Les syndiqués se prononceront sur l'entente de principe mardi en assemblée générale.
Photo: Jacques Boissinot La Presse canadienne Les syndiqués se prononceront sur l'entente de principe mardi en assemblée générale.

La direction et le syndicat des travailleurs d’Olymel à Vallée-Jonction ont annoncé dimanche qu’une entente de principe avait été conclue, à quelques heures de la fin de son ultimatum.
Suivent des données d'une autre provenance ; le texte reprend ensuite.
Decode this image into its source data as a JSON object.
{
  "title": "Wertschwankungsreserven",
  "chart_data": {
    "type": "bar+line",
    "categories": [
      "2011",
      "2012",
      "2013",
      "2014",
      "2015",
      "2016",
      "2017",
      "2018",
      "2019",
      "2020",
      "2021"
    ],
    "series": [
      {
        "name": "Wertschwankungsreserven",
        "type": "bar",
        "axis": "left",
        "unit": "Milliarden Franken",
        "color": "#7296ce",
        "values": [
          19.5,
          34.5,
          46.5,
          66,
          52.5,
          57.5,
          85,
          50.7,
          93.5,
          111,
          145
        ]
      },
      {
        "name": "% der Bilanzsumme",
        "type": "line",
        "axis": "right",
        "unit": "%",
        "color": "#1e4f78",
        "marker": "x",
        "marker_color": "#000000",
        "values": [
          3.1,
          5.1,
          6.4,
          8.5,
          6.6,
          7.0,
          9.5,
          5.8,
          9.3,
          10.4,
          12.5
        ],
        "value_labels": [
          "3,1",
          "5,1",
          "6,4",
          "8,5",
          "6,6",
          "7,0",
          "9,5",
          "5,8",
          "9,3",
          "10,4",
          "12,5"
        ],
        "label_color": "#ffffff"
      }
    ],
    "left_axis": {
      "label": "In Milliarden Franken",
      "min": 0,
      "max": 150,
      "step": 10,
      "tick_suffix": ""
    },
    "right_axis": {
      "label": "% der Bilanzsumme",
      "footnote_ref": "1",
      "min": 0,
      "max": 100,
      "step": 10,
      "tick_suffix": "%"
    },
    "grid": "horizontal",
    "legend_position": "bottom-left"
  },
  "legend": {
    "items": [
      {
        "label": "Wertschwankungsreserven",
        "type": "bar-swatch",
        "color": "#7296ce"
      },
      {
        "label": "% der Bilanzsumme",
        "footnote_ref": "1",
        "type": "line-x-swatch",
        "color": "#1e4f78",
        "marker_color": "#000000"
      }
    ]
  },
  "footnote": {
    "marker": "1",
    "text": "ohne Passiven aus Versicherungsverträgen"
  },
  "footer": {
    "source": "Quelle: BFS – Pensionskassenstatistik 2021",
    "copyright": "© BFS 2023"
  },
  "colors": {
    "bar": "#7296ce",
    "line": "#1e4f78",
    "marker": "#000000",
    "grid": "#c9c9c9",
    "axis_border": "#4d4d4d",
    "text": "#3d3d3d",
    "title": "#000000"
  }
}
Les syndiqués seront convoqués « rapidement » en assemblée générale pour présenter cette nouvelle entente de principe, a indiqué dans un communiqué le syndicat affilié à la CSN, qui ne fera aucun autre commentaire jusqu’à l’issue du vote.

La direction de l’entreprise avait menacé de licencier plus de 500 employés du quart de soir si aucune entente n’intervenait à la table des négociations d’ici minuit. La mesure demeure toujours comme une épée de Damoclès au-dessus de la tête des grévistes puisqu’elle a été repoussée à mercredi.

Le premier vice-président de l’entreprise, Paul Beauchamp, a indiqué que « la décision d’abolir le quart de soir est suspendue pour permettre aux dirigeants du syndicat d’organiser une assemblée générale de ses membres ».

Si l’entente est entérinée par les syndiqués, la mesure sera abandonnée, a ajouté M. Beauchamp.

« [La] grève qui est entrée hier dans son cinquième mois, a eu des impacts économiques extrêmement négatifs sur l’entreprise et la région. Elle fait toujours peser la menace d’abattages humanitaires et de gaspillage alimentaire, en plus de contraindre plusieurs producteurs de porcs du Québec à des conditions d’élevage inadmissibles », a-t-il déclaré par voie de communiqué.

Le ministre du Travail Jean Boulet s’est réjoui de la tournure des événements. « Je félicite les parties pour cette nouvelle entente de principe […] Le blitz de médiation a porté ses fruits », a-t-il déclaré.

Il a ajouté que les syndiqués se prononceront mardi en assemblée générale.